Because it's that love, it's that irrational obsession with that can make you slavish and do evil or shameful things.
And I think fundamentally this is what the Stoics knew.
So what they tried to do was create a kind of independent.
or indifference to money so that when there was an ethical decision, when stuff was on the line,
they weren't led in the wrong direction. There's actually a story I tell in Discipline's Destiny
that I think goes along these lines. It's a story about Cato the Elder, not Cato the Younger,
the Stoic philosopher, who's actually the great-great-grandson of Cato, the Elder, who was, unlike
Antoninus, actually notoriously cheap. This is what I say in the Avoid the Superfluous
chapter of Discipline's Destiny.
Cato, the elder, never wore a garment that cost more than a few dollars.
He drank the same wine as his slaves.
Slavery is bad, with whom he worked regularly alongside in the fields.
He bought his food in the public markets.
He rejected the expensive trappings of high society.
Nothing is cheap, he said, if it is superfluous.
If he didn't need it, he didn't buy it.
If he didn't care about it, he didn't care if everyone else cared about it.
But the point of this frugality was not deprivation.
It was independence.
Cato lived in a modest home inspired by one of his heroes, Manius Curious.
At the height of that great conqueror's powers, some men were sent to bribe him.

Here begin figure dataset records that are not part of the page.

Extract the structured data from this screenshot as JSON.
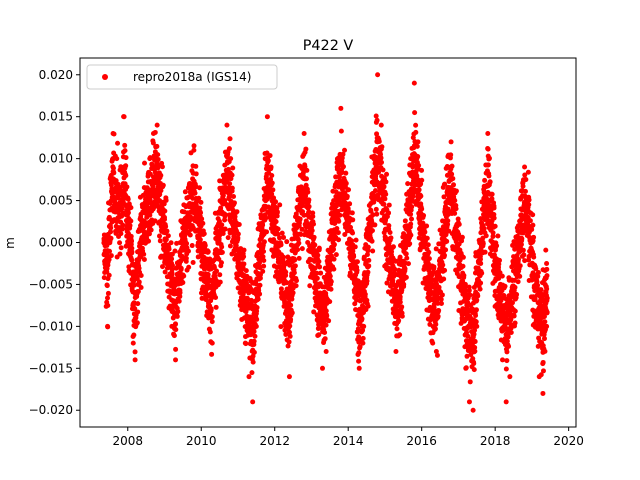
{
  "chart_data": {
    "type": "scatter",
    "title": "P422 V",
    "xlabel": "",
    "ylabel": "m",
    "xlim": [
      2006.7,
      2020.2
    ],
    "ylim": [
      -0.022,
      0.022
    ],
    "xticks": [
      2008,
      2010,
      2012,
      2014,
      2016,
      2018,
      2020
    ],
    "xtick_labels": [
      "2008",
      "2010",
      "2012",
      "2014",
      "2016",
      "2018",
      "2020"
    ],
    "yticks": [
      -0.02,
      -0.015,
      -0.01,
      -0.005,
      0.0,
      0.005,
      0.01,
      0.015,
      0.02
    ],
    "ytick_labels": [
      "−0.020",
      "−0.015",
      "−0.010",
      "−0.005",
      "0.000",
      "0.005",
      "0.010",
      "0.015",
      "0.020"
    ],
    "legend": "top-left",
    "grid": false,
    "series": [
      {
        "name": "repro2018a (IGS14)",
        "color": "#ff0000",
        "marker": "circle",
        "x_range": [
          2007.35,
          2019.42
        ],
        "description": "daily vertical position residuals, seasonal oscillation",
        "points": [
          [
            2007.4,
            -0.003
          ],
          [
            2007.45,
            -0.01
          ],
          [
            2007.5,
            0.003
          ],
          [
            2007.55,
            0.008
          ],
          [
            2007.6,
            0.013
          ],
          [
            2007.7,
            0.01
          ],
          [
            2007.8,
            0.006
          ],
          [
            2007.9,
            0.015
          ],
          [
            2008.0,
            0.004
          ],
          [
            2008.1,
            -0.002
          ],
          [
            2008.15,
            -0.012
          ],
          [
            2008.2,
            -0.014
          ],
          [
            2008.3,
            -0.005
          ],
          [
            2008.4,
            0.002
          ],
          [
            2008.5,
            0.006
          ],
          [
            2008.6,
            0.01
          ],
          [
            2008.7,
            0.013
          ],
          [
            2008.8,
            0.014
          ],
          [
            2008.9,
            0.008
          ],
          [
            2009.0,
            0.003
          ],
          [
            2009.1,
            -0.003
          ],
          [
            2009.2,
            -0.01
          ],
          [
            2009.3,
            -0.014
          ],
          [
            2009.4,
            -0.007
          ],
          [
            2009.5,
            0.0
          ],
          [
            2009.6,
            0.003
          ],
          [
            2009.7,
            0.006
          ],
          [
            2009.8,
            0.011
          ],
          [
            2009.9,
            0.004
          ],
          [
            2010.0,
            0.001
          ],
          [
            2010.1,
            -0.004
          ],
          [
            2010.2,
            -0.009
          ],
          [
            2010.3,
            -0.012
          ],
          [
            2010.4,
            -0.005
          ],
          [
            2010.5,
            0.002
          ],
          [
            2010.6,
            0.008
          ],
          [
            2010.7,
            0.014
          ],
          [
            2010.8,
            0.01
          ],
          [
            2010.9,
            0.003
          ],
          [
            2011.0,
            -0.003
          ],
          [
            2011.1,
            -0.008
          ],
          [
            2011.2,
            -0.012
          ],
          [
            2011.3,
            -0.016
          ],
          [
            2011.4,
            -0.019
          ],
          [
            2011.5,
            -0.01
          ],
          [
            2011.6,
            -0.003
          ],
          [
            2011.7,
            0.004
          ],
          [
            2011.8,
            0.015
          ],
          [
            2011.9,
            0.009
          ],
          [
            2012.0,
            0.004
          ],
          [
            2012.1,
            -0.002
          ],
          [
            2012.2,
            -0.006
          ],
          [
            2012.3,
            -0.01
          ],
          [
            2012.4,
            -0.016
          ],
          [
            2012.5,
            -0.006
          ],
          [
            2012.6,
            0.002
          ],
          [
            2012.7,
            0.008
          ],
          [
            2012.8,
            0.013
          ],
          [
            2012.9,
            0.006
          ],
          [
            2013.0,
            -0.001
          ],
          [
            2013.1,
            -0.006
          ],
          [
            2013.2,
            -0.011
          ],
          [
            2013.3,
            -0.015
          ],
          [
            2013.4,
            -0.013
          ],
          [
            2013.5,
            -0.004
          ],
          [
            2013.6,
            0.003
          ],
          [
            2013.7,
            0.009
          ],
          [
            2013.8,
            0.016
          ],
          [
            2013.9,
            0.011
          ],
          [
            2014.0,
            0.004
          ],
          [
            2014.1,
            -0.002
          ],
          [
            2014.2,
            -0.008
          ],
          [
            2014.3,
            -0.015
          ],
          [
            2014.4,
            -0.012
          ],
          [
            2014.5,
            -0.004
          ],
          [
            2014.6,
            0.003
          ],
          [
            2014.7,
            0.01
          ],
          [
            2014.8,
            0.02
          ],
          [
            2014.9,
            0.014
          ],
          [
            2015.0,
            0.006
          ],
          [
            2015.1,
            -0.001
          ],
          [
            2015.2,
            -0.007
          ],
          [
            2015.3,
            -0.013
          ],
          [
            2015.4,
            -0.011
          ],
          [
            2015.5,
            -0.005
          ],
          [
            2015.6,
            0.002
          ],
          [
            2015.7,
            0.01
          ],
          [
            2015.8,
            0.019
          ],
          [
            2015.9,
            0.012
          ],
          [
            2016.0,
            0.004
          ],
          [
            2016.1,
            -0.003
          ],
          [
            2016.2,
            -0.008
          ],
          [
            2016.3,
            -0.012
          ],
          [
            2016.4,
            -0.013
          ],
          [
            2016.5,
            -0.006
          ],
          [
            2016.6,
            0.001
          ],
          [
            2016.7,
            0.008
          ],
          [
            2016.8,
            0.012
          ],
          [
            2016.9,
            0.005
          ],
          [
            2017.0,
            -0.002
          ],
          [
            2017.1,
            -0.009
          ],
          [
            2017.2,
            -0.015
          ],
          [
            2017.3,
            -0.019
          ],
          [
            2017.4,
            -0.02
          ],
          [
            2017.5,
            -0.01
          ],
          [
            2017.6,
            -0.002
          ],
          [
            2017.7,
            0.006
          ],
          [
            2017.8,
            0.013
          ],
          [
            2017.9,
            0.004
          ],
          [
            2018.0,
            -0.003
          ],
          [
            2018.1,
            -0.009
          ],
          [
            2018.2,
            -0.014
          ],
          [
            2018.3,
            -0.019
          ],
          [
            2018.4,
            -0.016
          ],
          [
            2018.5,
            -0.008
          ],
          [
            2018.6,
            -0.002
          ],
          [
            2018.7,
            0.004
          ],
          [
            2018.8,
            0.009
          ],
          [
            2018.9,
            0.003
          ],
          [
            2019.0,
            -0.004
          ],
          [
            2019.1,
            -0.01
          ],
          [
            2019.2,
            -0.016
          ],
          [
            2019.3,
            -0.018
          ],
          [
            2019.4,
            -0.01
          ]
        ]
      }
    ]
  }
}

But instead of arriving at some enormous mansion, they arrived at a small, modest home and found him in his kitchen, boiling turnips.
In an instant, these men knew that their mission was futile.
A man satisfied with so little could never be tempted.
Basically, when we desire more than we need, when our desires are insatiable, we make
ourselves vulnerable. When we overextend ourselves, when we chase, we are not self-sufficient.
And this is why Cato declined expensive gifts, why he did his political work for no pay, why he
traveled with a small staff and kept things simple. A Spartan king was once asked what the
Spartans got from their Spartan habits. Freedom is what we reap from this way of life, he told them.
I think that's the core of all the stories that we talked about today.
Getting to a place where you are free enough to do the right thing, where you're
you are free enough to say no, where you are free enough follow your conscience. That's what
discipline is about. And in a way, all the four stoic virtues come together here, right? We have
courage. We have discipline. We have justice. And we have wisdom. I'm not opposed to making money.
I'm not opposed to advertising either. I agree with Seneca when he said philosophy doesn't
condemn anyone to poverty. He just thought it was important and he did not always live up to this.
He just thought it was important that our hands stay clean.
He said, as long as the money is not stained in blood.
So I don't have a problem with advertisers.
I don't have a problem with incentives.
I just want to make sure that I'm not participating in things that are actually wrong
and I don't want to be a part of it.
I haven't always lived up to that.
I've fallen short of it.
I've taken on clients that I regret.
I've worked on projects that in retrospect,
I wish that I hadn't.
We've even had advertisers or sponsors or partners
that when we found out more about them, we said, oh, we're not going to work with them anymore.
We don't like that.
But the point is you have to be thinking about this and you have to know where you're going to draw the line.
And ideally, the more successful you get, the more you have, the more comfortable you are,
the better you're getting at drawing that line because you can't use the excuse that you need it
the way that perhaps you could if you were coming from nothing, right?
There's a certain amount of privilege in some of this as well,
which is why I try not to judge people who make different decisions.
But I do want to celebrate people who make decisions that should inspire us to make better decisions with our own businesses.